We acknowledge that we live and work on unceded Indigenous territories and we thank the Musqueam, Squamish and Tsleil-Waututh Nations for their hospitality.

PLACES OF BC: Along the Outer West Coast

PLACES OF BC: Along the Outer West Coast

March 24, 2016


by Christine Lowther

They are all my babies, but each of my books had a different publisher. It’s not that I’m promiscuous, it’s just that my subjects and genres vary. Some of my offspring are poetry, some are non-fiction prose, or a mix; some have gone off on tour, some have stuck closer to home. After Writing the West Coast, a book I mostly love, I wanted to be finished with editing anthologies, yet my co-editor Anita Sinner talked me into embarking on Living Artfully: Reflections from the Far West Coast. We both ended up extremely happy with the writers gracing our two collections; colour prints and Susan Musgrave appear in both.

While there were thirty-three of us in Writing, there were forty-three authors to be edited in Living, including us editors. Most were artists: painters, carvers, dancers, singers, photographers, poets, film makers. One essay was about roofing in Haida Gwaii in the rain, with fourteen mouse traps snapping through the night and a dodgy leaning outhouse.

My favourite chapter was by an artist who came from working-class England where he was a mechanic in an industrial garage. Arriving in Canada, he experienced the temperate rainforests on the west coast of Vancouver Island.

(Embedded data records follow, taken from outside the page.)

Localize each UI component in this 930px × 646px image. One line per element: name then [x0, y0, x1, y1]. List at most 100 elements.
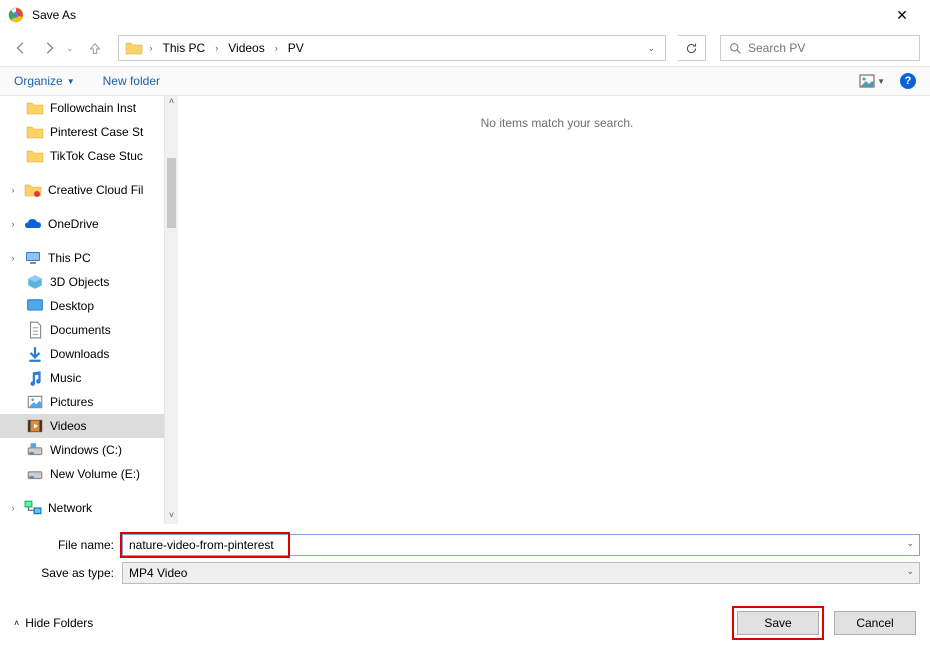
tree-scrollbar[interactable]: ˄ ˅: [164, 96, 178, 524]
3d-objects-icon: [26, 274, 44, 290]
cancel-button[interactable]: Cancel: [834, 611, 916, 635]
address-bar[interactable]: › This PC › Videos › PV ⌄: [118, 35, 666, 61]
type-select[interactable]: MP4 Video: [122, 562, 920, 584]
tree-label: This PC: [48, 251, 91, 265]
scroll-up-icon[interactable]: ˄: [165, 96, 178, 110]
chevron-right-icon[interactable]: ›: [8, 253, 18, 263]
titlebar: Save As ✕: [0, 0, 930, 30]
search-input[interactable]: [748, 41, 911, 55]
folder-icon: [125, 40, 143, 56]
network-icon: [24, 500, 42, 516]
new-folder-button[interactable]: New folder: [103, 74, 160, 88]
dropdown-icon: ▼: [877, 77, 885, 86]
cancel-label: Cancel: [856, 616, 893, 630]
up-button[interactable]: [84, 37, 106, 59]
breadcrumb-item[interactable]: This PC: [160, 39, 209, 57]
chevron-right-icon[interactable]: ›: [8, 185, 18, 195]
this-pc-icon: [24, 250, 42, 266]
breadcrumb-item[interactable]: PV: [285, 39, 307, 57]
tree-item[interactable]: Pinterest Case St: [0, 120, 170, 144]
scroll-down-icon[interactable]: ˅: [165, 510, 178, 524]
search-box[interactable]: [720, 35, 920, 61]
footer: ˄ Hide Folders Save Cancel: [0, 602, 930, 644]
picture-icon: [859, 74, 875, 88]
videos-icon: [26, 418, 44, 434]
save-label: Save: [764, 616, 791, 630]
organize-button[interactable]: Organize ▼: [14, 74, 75, 88]
hide-folders-label: Hide Folders: [25, 616, 93, 630]
tree-item-3d-objects[interactable]: 3D Objects: [0, 270, 170, 294]
tree-item-onedrive[interactable]: › OneDrive: [0, 212, 170, 236]
tree-spacer: [0, 168, 170, 178]
tree-item-creative-cloud[interactable]: › Creative Cloud Fil: [0, 178, 170, 202]
address-dropdown-icon[interactable]: ⌄: [647, 43, 655, 54]
refresh-button[interactable]: [678, 35, 706, 61]
tree-item[interactable]: TikTok Case Stuc: [0, 144, 170, 168]
documents-icon: [26, 322, 44, 338]
forward-button[interactable]: [38, 37, 60, 59]
tree-item-videos[interactable]: Videos: [0, 414, 170, 438]
tree-item-this-pc[interactable]: › This PC: [0, 246, 170, 270]
tree-label: 3D Objects: [50, 275, 109, 289]
tree-label: Network: [48, 501, 92, 515]
highlight-box: Save: [732, 606, 824, 640]
navbar: ⌄ › This PC › Videos › PV ⌄: [0, 30, 930, 66]
tree-label: New Volume (E:): [50, 467, 140, 481]
chevron-right-icon[interactable]: ›: [8, 503, 18, 513]
save-button[interactable]: Save: [737, 611, 819, 635]
tree-label: TikTok Case Stuc: [50, 149, 143, 163]
tree-item-drive-c[interactable]: Windows (C:): [0, 438, 170, 462]
form-area: File name: ⌄ Save as type: MP4 Video ⌄: [0, 524, 930, 592]
breadcrumb-item[interactable]: Videos: [225, 39, 267, 57]
toolbar: Organize ▼ New folder ▼ ?: [0, 66, 930, 96]
dropdown-icon[interactable]: ⌄: [906, 566, 914, 577]
pictures-icon: [26, 394, 44, 410]
scroll-thumb[interactable]: [167, 158, 176, 228]
chrome-icon: [8, 7, 24, 23]
folder-icon: [26, 148, 44, 164]
tree-label: Documents: [50, 323, 111, 337]
chevron-right-icon: ›: [275, 43, 278, 53]
tree-label: Followchain Inst: [50, 101, 136, 115]
search-icon: [729, 42, 742, 55]
empty-message: No items match your search.: [481, 116, 634, 130]
tree-label: Pictures: [50, 395, 93, 409]
tree-label: Downloads: [50, 347, 109, 361]
tree-item-drive-e[interactable]: New Volume (E:): [0, 462, 170, 486]
tree-item[interactable]: Followchain Inst: [0, 96, 170, 120]
hide-folders-button[interactable]: ˄ Hide Folders: [14, 616, 93, 630]
recent-dropdown-icon[interactable]: ⌄: [66, 43, 74, 54]
folder-icon: [26, 100, 44, 116]
chevron-right-icon[interactable]: ›: [8, 219, 18, 229]
filename-input[interactable]: [122, 534, 920, 556]
back-button[interactable]: [10, 37, 32, 59]
nav-tree: Followchain Inst Pinterest Case St TikTo…: [0, 96, 170, 524]
chevron-right-icon: ›: [215, 43, 218, 53]
type-value: MP4 Video: [129, 566, 187, 580]
dropdown-icon[interactable]: ⌄: [906, 538, 914, 549]
creative-cloud-icon: [24, 182, 42, 198]
tree-label: Videos: [50, 419, 86, 433]
view-mode-button[interactable]: ▼: [854, 71, 890, 91]
main-area: Followchain Inst Pinterest Case St TikTo…: [0, 96, 930, 524]
drive-icon: [26, 466, 44, 482]
close-button[interactable]: ✕: [882, 7, 922, 24]
music-icon: [26, 370, 44, 386]
tree-item-desktop[interactable]: Desktop: [0, 294, 170, 318]
tree-item-pictures[interactable]: Pictures: [0, 390, 170, 414]
tree-item-downloads[interactable]: Downloads: [0, 342, 170, 366]
organize-label: Organize: [14, 74, 63, 88]
tree-spacer: [0, 486, 170, 496]
tree-item-music[interactable]: Music: [0, 366, 170, 390]
tree-item-documents[interactable]: Documents: [0, 318, 170, 342]
onedrive-icon: [24, 216, 42, 232]
drive-icon: [26, 442, 44, 458]
help-button[interactable]: ?: [900, 73, 916, 89]
tree-label: Windows (C:): [50, 443, 122, 457]
folder-icon: [26, 124, 44, 140]
tree-spacer: [0, 236, 170, 246]
tree-spacer: [0, 202, 170, 212]
window-title: Save As: [32, 8, 882, 22]
desktop-icon: [26, 298, 44, 314]
tree-item-network[interactable]: › Network: [0, 496, 170, 520]
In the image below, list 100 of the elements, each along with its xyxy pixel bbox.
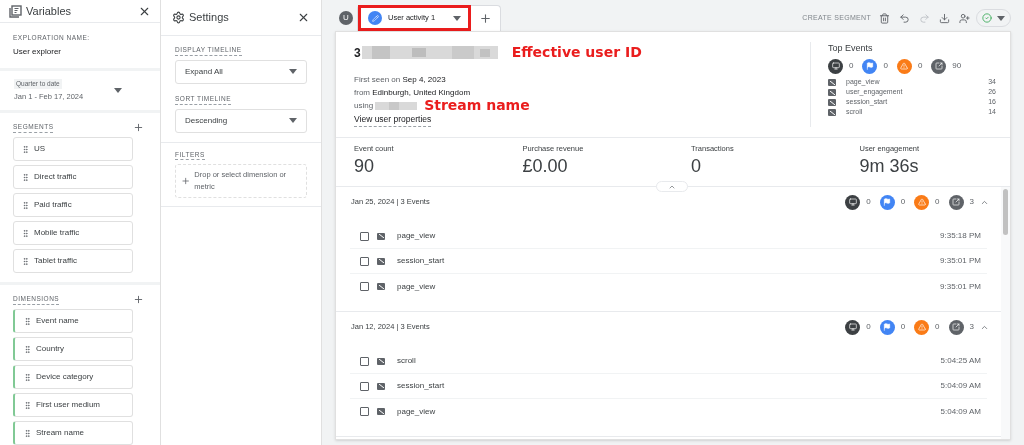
drag-handle-icon <box>21 144 30 154</box>
checkbox[interactable] <box>360 356 369 366</box>
avatar[interactable]: U <box>339 11 353 25</box>
checkbox[interactable] <box>360 256 369 266</box>
event-icon <box>828 99 836 106</box>
add-button[interactable] <box>133 294 144 305</box>
dimension-chip[interactable]: Device category <box>13 365 133 389</box>
event-time: 5:04:09 AM <box>940 405 981 418</box>
plus-icon <box>181 176 191 187</box>
event-icon <box>377 382 385 390</box>
event-time: 5:04:09 AM <box>940 380 981 392</box>
checkbox[interactable] <box>360 407 369 416</box>
event-icon <box>828 109 836 116</box>
display-timeline-select[interactable]: Expand All <box>175 59 307 84</box>
variables-icon <box>9 4 22 18</box>
dimension-chip[interactable]: Stream name <box>13 421 133 445</box>
warning-icon <box>896 58 912 74</box>
drag-handle-icon <box>23 428 32 438</box>
flag-icon <box>879 194 895 210</box>
event-time: 9:35:01 PM <box>940 255 981 267</box>
scrollbar-thumb[interactable] <box>1003 189 1008 235</box>
segment-chip[interactable]: Mobile traffic <box>13 221 133 245</box>
first-seen-text: First seen on Sep 4, 2023 <box>354 74 447 86</box>
drag-handle-icon <box>21 256 30 266</box>
drag-handle-icon <box>21 172 30 182</box>
flag-icon <box>862 58 878 74</box>
count-value: 0 <box>866 321 871 333</box>
download-icon[interactable] <box>939 12 950 24</box>
event-name[interactable]: session_start <box>397 255 933 267</box>
event-icon <box>377 257 385 265</box>
using-text: using <box>354 100 374 112</box>
add-button[interactable] <box>133 122 144 133</box>
metric-value: £0.00 <box>522 155 569 179</box>
dropdown-caret-icon <box>114 88 122 93</box>
annotation-label: Effective user ID <box>511 43 642 62</box>
event-name[interactable]: scroll <box>397 355 933 367</box>
segment-chip[interactable]: Direct traffic <box>13 165 133 189</box>
panel-title: Settings <box>189 10 230 26</box>
event-time: 9:35:18 PM <box>940 230 981 242</box>
dropdown-caret-icon <box>453 15 462 21</box>
drag-handle-icon <box>23 316 32 326</box>
delete-icon[interactable] <box>879 12 890 24</box>
count-value: 0 <box>935 321 940 333</box>
event-icon <box>377 408 385 415</box>
event-name[interactable]: page_view <box>397 405 933 418</box>
event-name[interactable]: page_view <box>397 230 933 242</box>
metric-value: 9m 36s <box>859 155 920 179</box>
redacted-block <box>375 101 418 110</box>
event-icon <box>828 79 836 86</box>
cursor-icon <box>948 319 964 335</box>
event-icon <box>377 283 385 290</box>
count-value: 3 <box>969 196 974 208</box>
event-name[interactable]: page_view <box>397 280 933 293</box>
dropdown-caret-icon <box>289 69 297 75</box>
checkbox[interactable] <box>360 231 369 241</box>
checkbox[interactable] <box>360 381 369 391</box>
event-time: 9:35:01 PM <box>940 280 981 293</box>
undo-icon[interactable] <box>899 12 910 24</box>
dimension-chip[interactable]: First user medium <box>13 393 133 417</box>
section-title: Top Events <box>828 42 874 55</box>
screen-icon <box>828 58 843 74</box>
count-value: 90 <box>952 60 962 72</box>
annotation-label: Stream name <box>424 99 530 112</box>
checkbox[interactable] <box>360 282 369 291</box>
metric-value: 0 <box>691 155 702 179</box>
metric-value: 90 <box>354 155 376 179</box>
exploration-name[interactable]: User explorer <box>13 46 147 58</box>
sort-timeline-select[interactable]: Descending <box>175 108 307 133</box>
count-value: 0 <box>935 196 940 208</box>
segment-chip[interactable]: Paid traffic <box>13 193 133 217</box>
flag-icon <box>879 319 895 335</box>
count-value: 0 <box>900 196 906 208</box>
share-icon[interactable] <box>959 12 970 24</box>
count-value: 0 <box>866 196 871 208</box>
screen-icon <box>845 319 861 335</box>
count-value: 0 <box>883 60 888 72</box>
drag-handle-icon <box>23 344 32 354</box>
dropdown-caret-icon <box>997 15 1005 21</box>
edit-icon <box>368 11 382 25</box>
dimension-chip[interactable]: Event name <box>13 309 133 333</box>
segment-chip[interactable]: Tablet traffic <box>13 249 133 273</box>
dimension-chip[interactable]: Country <box>13 337 133 361</box>
event-icon <box>377 357 385 365</box>
drag-handle-icon <box>21 228 30 238</box>
cursor-icon <box>931 58 947 74</box>
drag-handle-icon <box>23 400 32 410</box>
count-value: 0 <box>900 321 906 333</box>
drag-handle-icon <box>21 200 30 210</box>
close-button[interactable] <box>297 11 310 24</box>
event-time: 5:04:25 AM <box>940 355 981 367</box>
panel-title: Variables <box>26 3 73 19</box>
drag-handle-icon <box>23 372 32 382</box>
warning-icon <box>914 194 930 210</box>
event-name[interactable]: session_start <box>397 380 933 392</box>
screen-icon <box>845 194 861 210</box>
location-text: from Edinburgh, United Kingdom <box>354 87 472 99</box>
count-value: 0 <box>849 60 854 72</box>
view-user-properties-link[interactable]: View user properties <box>354 113 432 127</box>
cursor-icon <box>948 194 964 210</box>
segment-chip[interactable]: US <box>13 137 133 161</box>
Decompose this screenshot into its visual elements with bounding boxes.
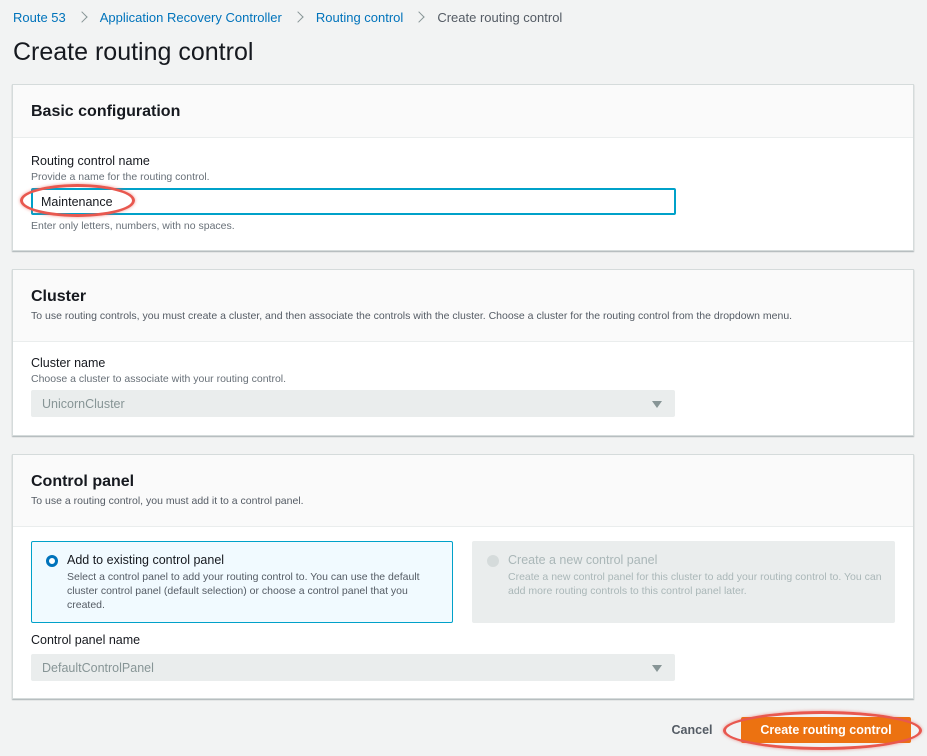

In Sooke, this artist apprenticed in fine wood furniture making. He has put a lot of his energy into defending the Walbran Valley from logging, so that his beautifully crafted pieces are deeply influenced by and expressive of the forest.

Living Artfully was my third book production in three years. I live in Clayoquot Sound where the book was launched with the help of Mermaid Tales Bookshop and Tofino Botanical Gardens. Local contributors read their chapters and others travelled from elsewhere to participate. But I didn’t take it on the road. Contributors held their own launches around the island.

The book is about far-west coast artistic creating. It was crucial to me to opine that both rural and urban spaces can be inspiring and to point out that it isn’t easy or sometimes even affordable to live surrounded by natural beauty. I didn’t want this to be only a book for the privileged, and its retail price turned up at over thirty dollars.  But then, that’s what libraries are for.